The Parties and their parties

| News Editor

(Kevin Kan | Contributing Illustrator)

What’s more fun than a Political Party? A political party. Despite their attempts to appear to voters as bastions of civility and decorum, American presidents have been known to “rally.” Here are a few stories of them at their most devious, in roughly chronological order.

Not just a populist, but quite pop-ular at the time too, Andrew Jackson held several open-invite parties at the White House, the most famous of which was during his very own Welcome Week. After his inauguration, Jackson, on horseback, led a group of hundreds of supporters to the White House, where he proceeded to throw a rager for the ages. So raucous, in fact, he had to escape through a window to get away from the throngs of people attempting to meet him. 

At Jackson’s very last open-invite party there was an air of…cheese. For two entire years, Jackson displayed a 1,400-pound block of cheddar cheese gifted to him by rural New York farmers. According to the White House Historical Society, in 1837, Jackson allowed Washington, D.C. residents to come to the White House and take a hunk of cheese home. 

The events of Jackson’s last party prompted President Barack Obama, from 2014 to 2016, to host “Big Block of Cheese Day,” where he would answer questions online directly from common people — a fromage to Jackson’s populism.

On the very opposite end of the partying spectrum, President Calvin Coolidge was much happier being a popular loner. Once, according to Politico, “Silent Cal” was told by a woman sitting next to him at a dinner that she could get him to say more than three words to her. In response, he told her succinctly: “You lose.”

Coolidge was a far cry from the man who brought him to the White House in the first place (as Vice President): Warren G. Harding. Despite voting for Prohibition as a Senator, Harding kept the White House bar stocked with drinks and regularly brought whiskey to golf courses. Harding also held poker nights twice a week in a smoky and booze-filled White House. One legend says that he actually gambled away the White House china!

Perhaps the least surprising of our partying Presidents was John F. Kennedy. Kennedy, most infamously, was said to have had an affair with Marilyn Monroe. Amidst partying with the likes of Frank Sinatra and Judy Garland, Kennedy is also alleged to have had many other mistresses. One pair of mistresses were given the nicknames Fiddle and Faddle by Secret Service Agents.

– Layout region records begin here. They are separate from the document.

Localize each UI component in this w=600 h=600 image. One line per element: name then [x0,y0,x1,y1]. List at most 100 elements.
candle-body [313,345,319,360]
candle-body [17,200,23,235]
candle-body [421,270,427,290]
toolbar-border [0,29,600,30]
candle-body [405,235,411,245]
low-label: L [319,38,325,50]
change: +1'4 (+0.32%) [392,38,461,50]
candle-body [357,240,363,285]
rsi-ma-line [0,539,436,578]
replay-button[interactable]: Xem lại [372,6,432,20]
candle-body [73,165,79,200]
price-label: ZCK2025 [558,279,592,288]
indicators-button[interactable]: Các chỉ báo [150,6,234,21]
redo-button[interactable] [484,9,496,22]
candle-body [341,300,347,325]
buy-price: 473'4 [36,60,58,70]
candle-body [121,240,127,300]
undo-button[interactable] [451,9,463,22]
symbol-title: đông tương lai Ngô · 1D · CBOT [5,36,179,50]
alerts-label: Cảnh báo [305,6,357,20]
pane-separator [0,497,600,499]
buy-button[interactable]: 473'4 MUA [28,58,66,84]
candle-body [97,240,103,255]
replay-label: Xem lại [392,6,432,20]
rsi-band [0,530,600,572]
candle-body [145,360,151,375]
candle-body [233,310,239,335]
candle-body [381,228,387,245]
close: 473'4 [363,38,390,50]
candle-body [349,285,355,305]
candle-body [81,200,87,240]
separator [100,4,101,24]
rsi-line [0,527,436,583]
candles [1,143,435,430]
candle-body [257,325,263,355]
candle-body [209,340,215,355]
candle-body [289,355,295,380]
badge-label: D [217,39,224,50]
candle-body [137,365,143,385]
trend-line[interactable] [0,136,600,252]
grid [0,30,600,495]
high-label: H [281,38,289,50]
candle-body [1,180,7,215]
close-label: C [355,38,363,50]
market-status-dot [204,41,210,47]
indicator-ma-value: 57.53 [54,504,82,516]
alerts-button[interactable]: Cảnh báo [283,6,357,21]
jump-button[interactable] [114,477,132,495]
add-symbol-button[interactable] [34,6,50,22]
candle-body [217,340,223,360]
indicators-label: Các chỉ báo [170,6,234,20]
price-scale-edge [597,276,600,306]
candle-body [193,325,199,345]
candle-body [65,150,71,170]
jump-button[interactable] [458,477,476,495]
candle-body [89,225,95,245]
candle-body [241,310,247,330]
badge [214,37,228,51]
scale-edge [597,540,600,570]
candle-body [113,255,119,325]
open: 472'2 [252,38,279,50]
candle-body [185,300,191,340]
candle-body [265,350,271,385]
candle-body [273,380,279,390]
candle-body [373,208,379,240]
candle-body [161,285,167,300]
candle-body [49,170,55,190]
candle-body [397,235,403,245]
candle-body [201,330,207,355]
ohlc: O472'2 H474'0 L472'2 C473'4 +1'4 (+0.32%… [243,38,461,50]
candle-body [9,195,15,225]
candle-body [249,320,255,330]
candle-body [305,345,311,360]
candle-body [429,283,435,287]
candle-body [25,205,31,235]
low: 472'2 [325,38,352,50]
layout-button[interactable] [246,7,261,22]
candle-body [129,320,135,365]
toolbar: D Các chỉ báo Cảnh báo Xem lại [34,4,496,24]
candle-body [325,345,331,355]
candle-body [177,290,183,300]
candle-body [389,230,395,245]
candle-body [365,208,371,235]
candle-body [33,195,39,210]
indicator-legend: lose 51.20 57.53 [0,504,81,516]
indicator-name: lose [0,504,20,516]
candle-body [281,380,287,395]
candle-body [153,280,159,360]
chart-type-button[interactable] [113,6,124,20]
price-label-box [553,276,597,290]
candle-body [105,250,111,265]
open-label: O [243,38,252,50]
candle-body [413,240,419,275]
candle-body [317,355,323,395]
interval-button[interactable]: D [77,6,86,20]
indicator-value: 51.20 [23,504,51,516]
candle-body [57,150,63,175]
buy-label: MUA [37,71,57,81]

According to “Party like a President,” a book on presidential debauchery by Brian Abrams, Kennedy would often meet Fiddle and Faddle — then interns at the White House — in the White House pool and skinny-dip with them. Other allegations include using poppers with the two! Kennedy would do all of this while his wife, Jacqueline, was out of the house.

The book also claims that JFK once smoked three joints with a mistress, but rejected a fourth. His reasoning? “What if the Russians did something now?” Typical high paranoia.

Another predictably party-hard president is Bill Clinton. Even though it was his administration that passed the 1994 Crime Bill — widely known to have ramped up the War on Drugs — Clinton experimented with marijuana when studying in England. His own issues with infidelity do not need much elaboration, either. 

The road to the presidency for one of our more recent partiers, Barack Obama, was bumpy, to say the least. Obama wrote in his memoir that he indulged in “reefer” and, don’t gasp, cocaine, while in high school. In college, though, a classmate said that “he was not even close to being a party animal.”